Ticket #2205 (closed feature: fixed)

Opened 9 years ago

Last modified 9 years ago

Generic batch or archive upload system

Reported by: gracinet Owned by: gracinet
Priority: P1 Milestone: CPS 3.5.2
Component: CPS (global) Version: unspecified
Severity: normal Keywords:
Cc:

Description

This is about performing a big upload in one shot and automatically create documents from there

Simple use cases:

  • populate image gallery from a zip
  • upload a bunch of attached files

This must stay generic, because some custom projects might need it. We know one in which that would be "populate a recording object from a bunch of mp3's"

We need

  1. big upload handling (zip file is ok). CPSTramline capable, of course.
  2. mapping of an individual file's type (mime) to the type of doc to create
  3. performing of creation

Change History

comment:1 Changed 9 years ago by gracinet

There's actually already a mechanism for that in CPSDocument.createFile (author: Dragos Ivan), and I just tested that it still works with an Image Gallery. It's done through a File Field, with a write_process_expr.

A few shortcomings though:

  1. CPSTramline should take care of this one, too. For that, tramline widgets need a new property to avoid permanent storage in tramline repository of the big upload.
  2. the mapping file type -> document type is hardcoded.
  3. again, CPSTramline would need a new method for TramlineFile objects creation from scratch.
  4. the upload is an option after creation, and that's not noticeable enough
  1. means that this can currently be really harsh on server RAM. But tomorrow, CPSTramline will also come with a progress bar.
  1. should be done by relaying to a dedicated tool
  1. means that it can be hard on ZODB (imagine people uploading tens of archives full of 3 MB images).
  1. is a classical problem : at the time the expression is been called, the proxy is not set yet.

An easy workaround would be to provide a new action, displaying another edit form with the ziparchiveuploader layout only.

As for the site I was thinking of, issues 2 and 3 are a problem (audio files).

comment:2 Changed 9 years ago by gracinet

  • Component changed from CPS (global) to CPSDocument

Issue 2. now known as #2208 (no tool, after all)

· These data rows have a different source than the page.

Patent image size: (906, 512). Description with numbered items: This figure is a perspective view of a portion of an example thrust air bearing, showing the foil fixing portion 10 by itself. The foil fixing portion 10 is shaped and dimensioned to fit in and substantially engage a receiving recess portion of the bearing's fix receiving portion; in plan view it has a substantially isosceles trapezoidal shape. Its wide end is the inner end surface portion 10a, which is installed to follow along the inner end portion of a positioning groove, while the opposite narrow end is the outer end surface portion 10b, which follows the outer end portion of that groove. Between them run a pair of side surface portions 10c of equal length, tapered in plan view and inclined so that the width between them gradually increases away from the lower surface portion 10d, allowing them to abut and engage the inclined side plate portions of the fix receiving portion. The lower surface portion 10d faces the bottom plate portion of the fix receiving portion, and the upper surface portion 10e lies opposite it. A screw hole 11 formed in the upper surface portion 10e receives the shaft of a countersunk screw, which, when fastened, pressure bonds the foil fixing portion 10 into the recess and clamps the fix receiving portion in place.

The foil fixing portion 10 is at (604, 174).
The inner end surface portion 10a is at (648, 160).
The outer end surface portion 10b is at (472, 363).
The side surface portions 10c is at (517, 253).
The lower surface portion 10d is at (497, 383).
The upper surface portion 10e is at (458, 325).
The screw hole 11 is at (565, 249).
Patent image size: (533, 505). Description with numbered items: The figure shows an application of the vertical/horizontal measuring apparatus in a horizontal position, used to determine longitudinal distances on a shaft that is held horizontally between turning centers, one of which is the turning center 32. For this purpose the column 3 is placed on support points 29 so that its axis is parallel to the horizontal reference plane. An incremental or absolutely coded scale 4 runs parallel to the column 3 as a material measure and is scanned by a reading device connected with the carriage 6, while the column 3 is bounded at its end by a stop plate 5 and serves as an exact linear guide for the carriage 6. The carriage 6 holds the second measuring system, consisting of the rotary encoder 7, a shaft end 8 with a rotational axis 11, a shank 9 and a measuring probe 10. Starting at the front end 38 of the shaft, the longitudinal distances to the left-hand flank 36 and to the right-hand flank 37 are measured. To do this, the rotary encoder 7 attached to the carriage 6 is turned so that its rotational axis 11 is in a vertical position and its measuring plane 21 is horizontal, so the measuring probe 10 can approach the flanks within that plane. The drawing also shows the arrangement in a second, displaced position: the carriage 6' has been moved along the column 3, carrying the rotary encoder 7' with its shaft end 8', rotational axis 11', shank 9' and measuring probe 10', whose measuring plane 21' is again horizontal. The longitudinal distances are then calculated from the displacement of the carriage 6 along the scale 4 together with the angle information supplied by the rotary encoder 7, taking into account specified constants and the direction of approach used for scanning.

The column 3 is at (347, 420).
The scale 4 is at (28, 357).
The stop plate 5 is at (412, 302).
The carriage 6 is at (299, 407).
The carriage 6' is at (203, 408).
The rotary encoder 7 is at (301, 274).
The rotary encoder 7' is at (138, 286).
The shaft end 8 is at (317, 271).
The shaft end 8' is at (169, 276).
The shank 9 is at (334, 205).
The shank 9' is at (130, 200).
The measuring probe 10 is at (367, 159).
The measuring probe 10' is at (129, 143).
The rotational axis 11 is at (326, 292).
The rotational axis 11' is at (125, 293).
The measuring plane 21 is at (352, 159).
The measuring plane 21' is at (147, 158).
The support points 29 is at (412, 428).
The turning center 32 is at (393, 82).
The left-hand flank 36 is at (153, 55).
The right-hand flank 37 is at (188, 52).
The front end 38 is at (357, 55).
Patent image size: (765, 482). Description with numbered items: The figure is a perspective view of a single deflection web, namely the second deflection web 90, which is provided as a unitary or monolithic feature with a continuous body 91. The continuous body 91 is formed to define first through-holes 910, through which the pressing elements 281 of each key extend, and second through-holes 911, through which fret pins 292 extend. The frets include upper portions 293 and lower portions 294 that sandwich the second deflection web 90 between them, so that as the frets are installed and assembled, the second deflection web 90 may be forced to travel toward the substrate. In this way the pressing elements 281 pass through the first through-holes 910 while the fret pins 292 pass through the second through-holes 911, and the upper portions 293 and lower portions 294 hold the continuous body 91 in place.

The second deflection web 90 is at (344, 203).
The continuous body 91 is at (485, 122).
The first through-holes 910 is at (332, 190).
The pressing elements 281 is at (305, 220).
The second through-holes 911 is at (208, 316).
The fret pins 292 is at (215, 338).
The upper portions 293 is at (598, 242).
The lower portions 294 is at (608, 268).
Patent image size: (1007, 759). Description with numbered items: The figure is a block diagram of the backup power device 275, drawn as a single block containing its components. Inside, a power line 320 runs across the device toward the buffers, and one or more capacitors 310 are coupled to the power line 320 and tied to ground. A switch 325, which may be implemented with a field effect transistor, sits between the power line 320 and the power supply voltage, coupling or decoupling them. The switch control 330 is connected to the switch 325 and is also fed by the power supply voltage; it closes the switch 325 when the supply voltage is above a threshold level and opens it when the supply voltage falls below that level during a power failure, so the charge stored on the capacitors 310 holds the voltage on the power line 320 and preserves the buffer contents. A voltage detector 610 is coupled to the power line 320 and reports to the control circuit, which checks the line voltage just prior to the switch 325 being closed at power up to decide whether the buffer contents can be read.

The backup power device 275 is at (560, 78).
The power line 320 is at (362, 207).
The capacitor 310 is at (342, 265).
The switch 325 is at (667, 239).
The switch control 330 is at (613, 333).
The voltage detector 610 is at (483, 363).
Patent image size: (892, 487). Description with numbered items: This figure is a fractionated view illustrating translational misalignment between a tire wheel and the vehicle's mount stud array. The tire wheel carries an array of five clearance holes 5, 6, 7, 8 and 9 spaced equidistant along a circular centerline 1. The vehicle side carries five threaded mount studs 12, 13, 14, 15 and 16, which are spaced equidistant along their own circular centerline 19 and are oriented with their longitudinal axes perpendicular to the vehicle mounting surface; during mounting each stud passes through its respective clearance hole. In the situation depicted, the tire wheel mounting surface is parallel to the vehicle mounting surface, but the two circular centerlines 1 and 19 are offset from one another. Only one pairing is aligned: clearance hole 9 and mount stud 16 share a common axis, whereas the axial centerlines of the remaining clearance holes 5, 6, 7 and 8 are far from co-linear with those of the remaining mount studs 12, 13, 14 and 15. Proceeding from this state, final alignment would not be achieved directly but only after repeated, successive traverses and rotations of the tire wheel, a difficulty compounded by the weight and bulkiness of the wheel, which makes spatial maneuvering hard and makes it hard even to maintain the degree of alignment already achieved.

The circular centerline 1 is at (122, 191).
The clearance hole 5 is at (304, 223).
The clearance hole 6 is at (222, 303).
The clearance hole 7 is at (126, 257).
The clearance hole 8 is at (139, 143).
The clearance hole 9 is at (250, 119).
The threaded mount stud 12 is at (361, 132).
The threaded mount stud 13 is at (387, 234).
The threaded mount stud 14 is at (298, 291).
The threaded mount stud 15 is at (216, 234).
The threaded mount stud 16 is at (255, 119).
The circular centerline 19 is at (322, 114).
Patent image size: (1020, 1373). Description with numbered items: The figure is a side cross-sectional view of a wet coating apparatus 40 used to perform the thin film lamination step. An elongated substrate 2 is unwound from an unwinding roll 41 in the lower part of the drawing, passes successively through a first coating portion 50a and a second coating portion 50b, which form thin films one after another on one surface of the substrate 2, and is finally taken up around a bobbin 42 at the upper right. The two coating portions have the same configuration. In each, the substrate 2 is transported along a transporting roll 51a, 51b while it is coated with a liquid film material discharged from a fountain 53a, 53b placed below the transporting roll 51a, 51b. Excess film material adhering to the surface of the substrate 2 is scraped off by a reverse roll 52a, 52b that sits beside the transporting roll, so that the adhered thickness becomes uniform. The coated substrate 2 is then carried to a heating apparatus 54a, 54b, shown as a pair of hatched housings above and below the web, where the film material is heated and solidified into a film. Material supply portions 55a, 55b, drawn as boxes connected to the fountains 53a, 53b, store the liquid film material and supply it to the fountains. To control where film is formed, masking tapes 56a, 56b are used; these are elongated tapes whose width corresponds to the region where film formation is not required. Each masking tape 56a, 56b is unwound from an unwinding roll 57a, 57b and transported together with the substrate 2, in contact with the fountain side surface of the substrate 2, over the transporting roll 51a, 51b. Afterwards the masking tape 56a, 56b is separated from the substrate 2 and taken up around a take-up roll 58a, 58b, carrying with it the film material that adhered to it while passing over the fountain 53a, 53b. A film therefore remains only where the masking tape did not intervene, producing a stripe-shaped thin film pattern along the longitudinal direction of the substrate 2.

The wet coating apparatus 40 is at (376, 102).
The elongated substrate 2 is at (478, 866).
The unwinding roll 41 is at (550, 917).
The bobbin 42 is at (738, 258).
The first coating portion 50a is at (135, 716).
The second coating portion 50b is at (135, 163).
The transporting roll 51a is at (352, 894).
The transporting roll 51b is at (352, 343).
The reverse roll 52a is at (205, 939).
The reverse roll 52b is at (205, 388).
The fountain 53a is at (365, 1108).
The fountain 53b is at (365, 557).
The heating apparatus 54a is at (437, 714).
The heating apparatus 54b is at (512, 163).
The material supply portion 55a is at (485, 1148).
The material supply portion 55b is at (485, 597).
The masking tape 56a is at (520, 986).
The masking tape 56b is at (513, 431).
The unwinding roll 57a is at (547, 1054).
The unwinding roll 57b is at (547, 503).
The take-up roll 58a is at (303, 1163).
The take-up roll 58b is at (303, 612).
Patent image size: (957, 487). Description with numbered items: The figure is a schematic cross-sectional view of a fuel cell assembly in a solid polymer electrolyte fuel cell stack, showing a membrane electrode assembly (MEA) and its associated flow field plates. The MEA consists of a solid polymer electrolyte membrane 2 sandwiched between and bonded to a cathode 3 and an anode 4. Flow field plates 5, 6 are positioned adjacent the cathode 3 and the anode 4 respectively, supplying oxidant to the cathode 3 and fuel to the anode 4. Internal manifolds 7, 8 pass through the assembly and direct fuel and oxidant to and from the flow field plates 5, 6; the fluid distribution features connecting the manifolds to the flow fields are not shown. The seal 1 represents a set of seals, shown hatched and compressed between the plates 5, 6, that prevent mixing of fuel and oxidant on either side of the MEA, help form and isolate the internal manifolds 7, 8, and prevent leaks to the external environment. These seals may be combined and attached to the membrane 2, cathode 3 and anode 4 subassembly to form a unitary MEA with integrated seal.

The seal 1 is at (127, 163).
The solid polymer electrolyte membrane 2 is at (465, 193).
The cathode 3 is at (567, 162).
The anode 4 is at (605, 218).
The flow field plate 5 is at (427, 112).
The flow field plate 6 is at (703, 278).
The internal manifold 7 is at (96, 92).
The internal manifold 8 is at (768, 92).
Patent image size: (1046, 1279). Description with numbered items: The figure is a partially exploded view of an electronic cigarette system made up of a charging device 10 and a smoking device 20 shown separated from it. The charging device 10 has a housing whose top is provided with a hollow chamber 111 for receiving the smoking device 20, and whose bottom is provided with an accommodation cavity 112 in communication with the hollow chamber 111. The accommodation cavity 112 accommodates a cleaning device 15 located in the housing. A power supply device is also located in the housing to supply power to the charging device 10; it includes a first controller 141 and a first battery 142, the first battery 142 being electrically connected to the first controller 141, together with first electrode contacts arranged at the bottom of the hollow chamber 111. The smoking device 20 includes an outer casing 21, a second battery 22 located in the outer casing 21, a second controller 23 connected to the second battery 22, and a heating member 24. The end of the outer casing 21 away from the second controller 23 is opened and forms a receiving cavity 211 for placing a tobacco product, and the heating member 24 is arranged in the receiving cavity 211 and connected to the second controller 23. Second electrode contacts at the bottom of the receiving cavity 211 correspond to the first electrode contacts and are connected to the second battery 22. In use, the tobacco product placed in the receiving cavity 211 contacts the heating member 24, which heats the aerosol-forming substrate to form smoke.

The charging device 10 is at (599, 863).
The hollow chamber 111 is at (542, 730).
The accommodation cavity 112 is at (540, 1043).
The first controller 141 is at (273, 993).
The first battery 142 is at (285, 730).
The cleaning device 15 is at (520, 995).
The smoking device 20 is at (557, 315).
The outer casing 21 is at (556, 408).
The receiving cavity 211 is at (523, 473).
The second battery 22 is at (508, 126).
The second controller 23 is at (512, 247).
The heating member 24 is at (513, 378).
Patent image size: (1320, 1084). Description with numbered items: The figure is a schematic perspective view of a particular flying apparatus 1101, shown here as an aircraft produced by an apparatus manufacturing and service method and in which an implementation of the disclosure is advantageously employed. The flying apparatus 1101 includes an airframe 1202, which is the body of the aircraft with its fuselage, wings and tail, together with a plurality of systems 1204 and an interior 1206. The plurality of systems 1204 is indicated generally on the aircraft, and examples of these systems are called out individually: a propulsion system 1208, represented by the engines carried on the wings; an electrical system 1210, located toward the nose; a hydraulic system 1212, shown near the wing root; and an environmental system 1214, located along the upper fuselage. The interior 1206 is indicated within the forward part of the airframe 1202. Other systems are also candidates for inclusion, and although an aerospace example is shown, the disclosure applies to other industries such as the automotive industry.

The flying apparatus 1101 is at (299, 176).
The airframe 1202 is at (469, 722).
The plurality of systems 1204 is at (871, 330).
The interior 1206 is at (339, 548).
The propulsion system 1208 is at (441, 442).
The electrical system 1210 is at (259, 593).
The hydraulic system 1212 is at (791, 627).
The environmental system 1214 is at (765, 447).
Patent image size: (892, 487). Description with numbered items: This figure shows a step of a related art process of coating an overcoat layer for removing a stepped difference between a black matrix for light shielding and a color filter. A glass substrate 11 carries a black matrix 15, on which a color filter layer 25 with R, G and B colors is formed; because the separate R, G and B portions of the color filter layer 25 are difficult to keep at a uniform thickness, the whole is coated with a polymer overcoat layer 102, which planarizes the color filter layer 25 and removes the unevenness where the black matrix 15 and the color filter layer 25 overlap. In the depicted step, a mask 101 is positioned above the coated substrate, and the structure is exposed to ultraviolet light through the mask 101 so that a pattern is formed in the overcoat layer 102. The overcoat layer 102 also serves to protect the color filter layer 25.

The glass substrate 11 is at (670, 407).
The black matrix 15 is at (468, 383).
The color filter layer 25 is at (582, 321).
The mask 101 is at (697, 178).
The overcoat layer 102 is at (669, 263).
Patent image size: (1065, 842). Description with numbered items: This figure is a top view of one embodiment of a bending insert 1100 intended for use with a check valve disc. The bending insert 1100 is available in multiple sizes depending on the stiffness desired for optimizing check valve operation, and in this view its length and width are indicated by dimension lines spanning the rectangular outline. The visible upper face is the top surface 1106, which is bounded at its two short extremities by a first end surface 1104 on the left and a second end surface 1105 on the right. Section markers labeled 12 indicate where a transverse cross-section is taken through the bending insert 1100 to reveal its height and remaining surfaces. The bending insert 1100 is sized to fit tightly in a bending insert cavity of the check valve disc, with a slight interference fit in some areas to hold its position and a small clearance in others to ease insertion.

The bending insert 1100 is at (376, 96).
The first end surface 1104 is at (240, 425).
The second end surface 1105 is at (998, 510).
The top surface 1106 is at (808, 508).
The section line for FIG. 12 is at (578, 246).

comment:3 Changed 9 years ago by gracinet

  • Component changed from CPSDocument to CPS (global)

Point 3 mostly done: config not there yet by default. Also still lacks TramlineImage and Big Image though.

Direct file creation in tramline repository should be very collision safe (write first, choose filename and link second), but CPSTramline is probably less and less Windows-friendly (it's been documented almost from the beginning).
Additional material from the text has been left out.